Leukemia has been sequenced



By comparing DNA of healthy and cancerous tissue of a single person, there were discovered eight new mutations linked to the disease. The study in Nature

The complete genome of a person suffering from cancer was decoded for the first time. The comparison between the DNA of normal and cancerous tissue of a woman suffering from acute myeloid leukemia (AML) has identified ten mutations in the genome of cancer cells, including eight so far unknown, which would be linked to the disease. Researchers of the Washington University School of Medicine (USA), coordinated by Richard K. Wilson, presented their findings in Nature.
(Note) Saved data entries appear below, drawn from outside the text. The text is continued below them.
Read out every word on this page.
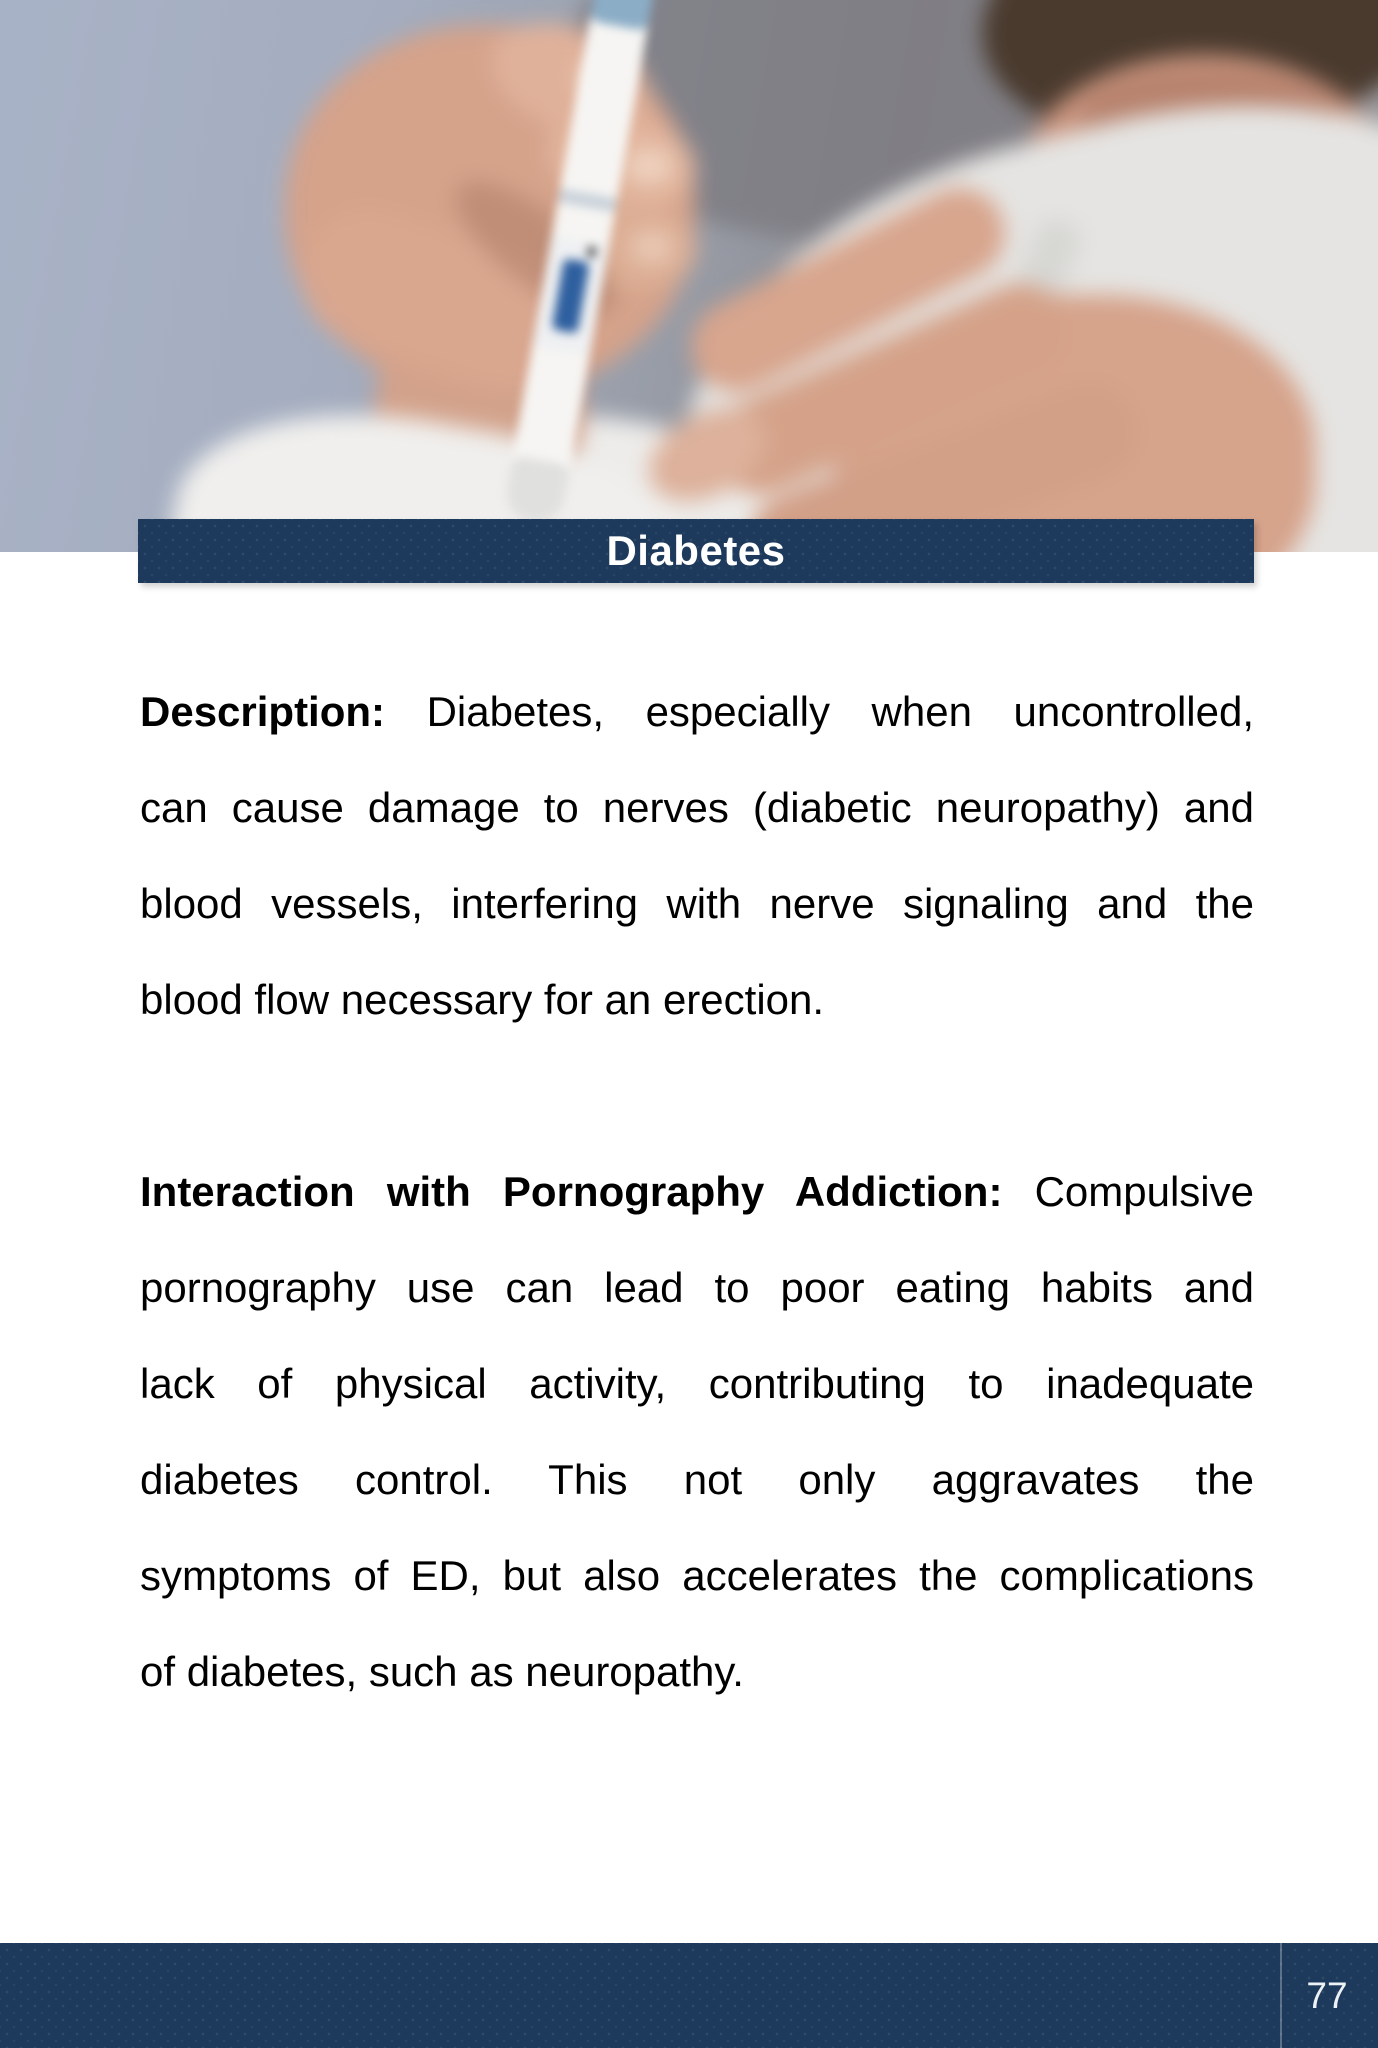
Diabetes
Description: Diabetes, especially when uncontrolled,
can cause damage to nerves (diabetic neuropathy) and
blood vessels, interfering with nerve signaling and the
blood flow necessary for an erection.
Interaction with Pornography Addiction: Compulsive
pornography use can lead to poor eating habits and
lack of physical activity, contributing to inadequate
diabetes control. This not only aggravates the
symptoms of ED, but also accelerates the complications
of diabetes, such as neuropathy.
77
Scientists have taken a sample of tissue from normal skin and a tumor tissue from bone marrow to a patient suffering from AML - cancer that affects the bone marrow cells that produce red blood cells. Subsequently they have decoded the DNA of the two tissues, comparing all three billion bases of which the genomes were composed, to go back to differences in disease characteristics of the individual.

There were ten mutations identified, two already known, eight first ever linked to the disease. Of those, three were found in genes that normally can block the growth of tumors (for example in Ptprt, the tyrosine phosphatase gene, often altered in colon cancer). Four changes instead involved genes regulate the molecular pathways that promote tumor development - particularly in a family of genes, usually expressed in embryonic stem cells, which could stimulate cell renewal. A final disturbing deterioration instead of transporting drugs into the cell. According to scientists, these mutations have occurred one after another, each adding something new to the tumor.



The researchers also examined whether the eight new mutations were found in the DNA of other 187 patients suffering from leukemia, but none of them was present. "The variability in genetic alterations seems huge, even in a single disease such as AML," concludes Wilson.